Les élections générales de 2022 seront certainement pleines de surprises en raison de la crise politique actuelle et de la déconsidération dont jouit la classe politique au nom de laquelle en démocratie sont organisées les consultations électorales. Pour toutes ces raisons, il est permis de reprendre le vocabulaire de la navigation marine ou même fluviale pour les décrire comme l’aimait bien Chateaubriand quand il n’était que capitaine de marine selon le vœu de son père en Bretagne. Avant le Mali, le Maghreb avait subi à partir du printemps arabe la même rupture politique pareille à un tsunami qui avait conduit la région à un renouvellement total de sa classe politique. Toute la vieille garde issue de la décolonisation et de la recolonisation fut mise hors-jeu et des hommes politiques nouveaux que l’on n’attendait pas arrivèrent avec surprise au pouvoir.
Au Mali, les formations politiques issues de l’insurrection populaire de Mars 1991 se servirent pendant plus de 20 ans du pouvoir d’Etat pour s’enrichir plutôt que de sauvegarder les intérêts du peuple au nom duquel elles étaient parvenues au pouvoir.
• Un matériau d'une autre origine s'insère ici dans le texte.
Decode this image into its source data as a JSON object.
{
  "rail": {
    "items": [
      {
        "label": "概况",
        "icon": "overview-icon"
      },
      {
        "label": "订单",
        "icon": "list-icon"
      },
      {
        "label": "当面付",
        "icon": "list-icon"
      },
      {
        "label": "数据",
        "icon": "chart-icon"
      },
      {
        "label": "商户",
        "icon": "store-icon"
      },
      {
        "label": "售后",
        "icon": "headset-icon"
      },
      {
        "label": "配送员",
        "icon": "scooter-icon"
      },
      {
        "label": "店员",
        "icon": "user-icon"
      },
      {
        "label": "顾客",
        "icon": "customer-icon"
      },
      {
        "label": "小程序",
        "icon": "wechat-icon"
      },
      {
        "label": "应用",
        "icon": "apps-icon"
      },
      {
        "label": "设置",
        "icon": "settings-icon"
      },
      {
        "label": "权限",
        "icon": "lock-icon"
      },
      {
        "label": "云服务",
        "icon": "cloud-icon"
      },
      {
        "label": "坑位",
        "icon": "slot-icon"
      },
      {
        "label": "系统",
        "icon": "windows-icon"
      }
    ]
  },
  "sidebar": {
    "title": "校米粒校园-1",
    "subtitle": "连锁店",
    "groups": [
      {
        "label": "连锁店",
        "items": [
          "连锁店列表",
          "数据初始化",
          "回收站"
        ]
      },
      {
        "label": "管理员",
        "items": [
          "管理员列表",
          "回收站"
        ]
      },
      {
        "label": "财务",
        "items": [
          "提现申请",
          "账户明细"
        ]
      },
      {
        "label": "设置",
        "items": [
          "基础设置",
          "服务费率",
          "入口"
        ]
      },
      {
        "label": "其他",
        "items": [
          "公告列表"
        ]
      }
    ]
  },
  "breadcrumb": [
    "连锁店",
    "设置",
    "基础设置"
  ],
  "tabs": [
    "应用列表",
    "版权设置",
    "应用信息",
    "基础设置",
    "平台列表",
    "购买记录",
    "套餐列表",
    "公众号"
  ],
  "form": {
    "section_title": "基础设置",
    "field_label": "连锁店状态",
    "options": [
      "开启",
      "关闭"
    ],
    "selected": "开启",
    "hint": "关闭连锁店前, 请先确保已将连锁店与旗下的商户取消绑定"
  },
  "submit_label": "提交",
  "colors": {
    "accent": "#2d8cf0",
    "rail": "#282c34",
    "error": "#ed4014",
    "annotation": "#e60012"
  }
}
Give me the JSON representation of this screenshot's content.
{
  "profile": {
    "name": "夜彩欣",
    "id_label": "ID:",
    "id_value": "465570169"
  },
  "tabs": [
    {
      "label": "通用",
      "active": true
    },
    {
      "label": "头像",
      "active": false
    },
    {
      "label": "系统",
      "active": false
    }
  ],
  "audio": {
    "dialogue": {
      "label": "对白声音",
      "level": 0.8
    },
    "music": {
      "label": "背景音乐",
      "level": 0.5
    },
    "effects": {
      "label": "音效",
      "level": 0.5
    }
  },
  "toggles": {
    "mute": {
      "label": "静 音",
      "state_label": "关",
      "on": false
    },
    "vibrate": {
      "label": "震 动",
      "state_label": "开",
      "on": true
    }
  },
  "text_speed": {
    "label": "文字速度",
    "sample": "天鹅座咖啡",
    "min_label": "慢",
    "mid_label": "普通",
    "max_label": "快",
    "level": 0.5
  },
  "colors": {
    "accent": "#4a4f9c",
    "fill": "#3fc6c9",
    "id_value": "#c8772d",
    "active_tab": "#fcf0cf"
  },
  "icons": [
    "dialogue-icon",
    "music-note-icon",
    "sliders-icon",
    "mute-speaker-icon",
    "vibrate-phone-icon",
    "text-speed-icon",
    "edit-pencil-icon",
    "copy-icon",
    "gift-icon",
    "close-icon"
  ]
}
Cette course à l’enrichissement personnel et familial devint si générale que l’on crut que nos élites politiques n’avaient étudié à l’université et dans les grandes écoles que les techniques machiavéliques pour s’embourgeoiser comme des pachas. Si certains chefs d’Etat et des ministres le firent discrètement, d’autres par contre ne se gênèrent même pas pour déclarer qu’ils étaient bourgeois comme le bourgeois gentilhomme de Molière.
De cette manière, la classe politique, à force de tromper son peuple, se décrédibilisa jusqu’à produire 2 coups d’Etat aussi inutiles l’un que l’autre en moins de 20 ans et qui représentèrent autant de recul pour le pays. A présent, les partis politiques, quoique riches à millions pour les plus grands d’entre eux, manquent cruellement de leadership et leurs apparitions à la TV ou sur les antennes des stations de radios privées sont vues comme un jeu de cirque par les populations.
Le gouvernement de transition promet des élections générales pour 2022 dans un contexte où le jeu politique est trouble et ressemble à une chasse aux margouillats par manque de charisme pour les candidats et aussi par les casseroles que traînent derrière eux certains leaders politiques qui ne postulent aux postes électifs que pour échapper aux poursuites judiciaires.
Les partis politiques étant décriés, les yeux sortent de la tête en voulant trouver le candidat du moindre mal. D’ores et déjà, il faut écarter la société civile et ses organisations vassales qui ont accompagné tous les gouvernements de ce pays de 1992 à ce jour et sont autant comptables du bilan désastreux des hommes politiques. La même sanction tombe sur la tête des religieux de tous les bords dont la vocation est plus spirituelle que politique en dépit de la tentative de certains qui croyant malencontreusement à leur étoile, voulurent refaire le chemin de l’Ayatollah Khomeiny.
Reste l’armée dont les coups de force sont connus avec les résultats calamiteux que l’on sait même avec des officiers qui se débarrassèrent de l’uniforme militaire pour briguer la magistrature suprême. En outre, la « colonélisation » actuelle de la transition ne plaide aucunement en faveur d’un régime militaire même avec un officier devenu civil par calcul ou soutenu par un parti politique en perte de champ.
C’est dire que le dilemme est total et nous mène dans la danse indansable de nos aïeux bambaras. Le scénario apparait si compliqué que même les grosses têtes pensantes du Quai d’Orsay ordinairement prolixes en hypothèses demeurent muettes comme une carpe sur la question. Mais on est en démocratie et avec le respect des règles de ce régime, comme en Tunisie, en Algérie et dans d’autres régions de l’Afrique elles aussi abonnées aux grandes tensions politiques, peut-être sortira d’un sous-bois de ce pays, non pas un sauveur comme le Général De Gaulle, mais simplement un citoyen honnête sous lequel percera le vrai patriote.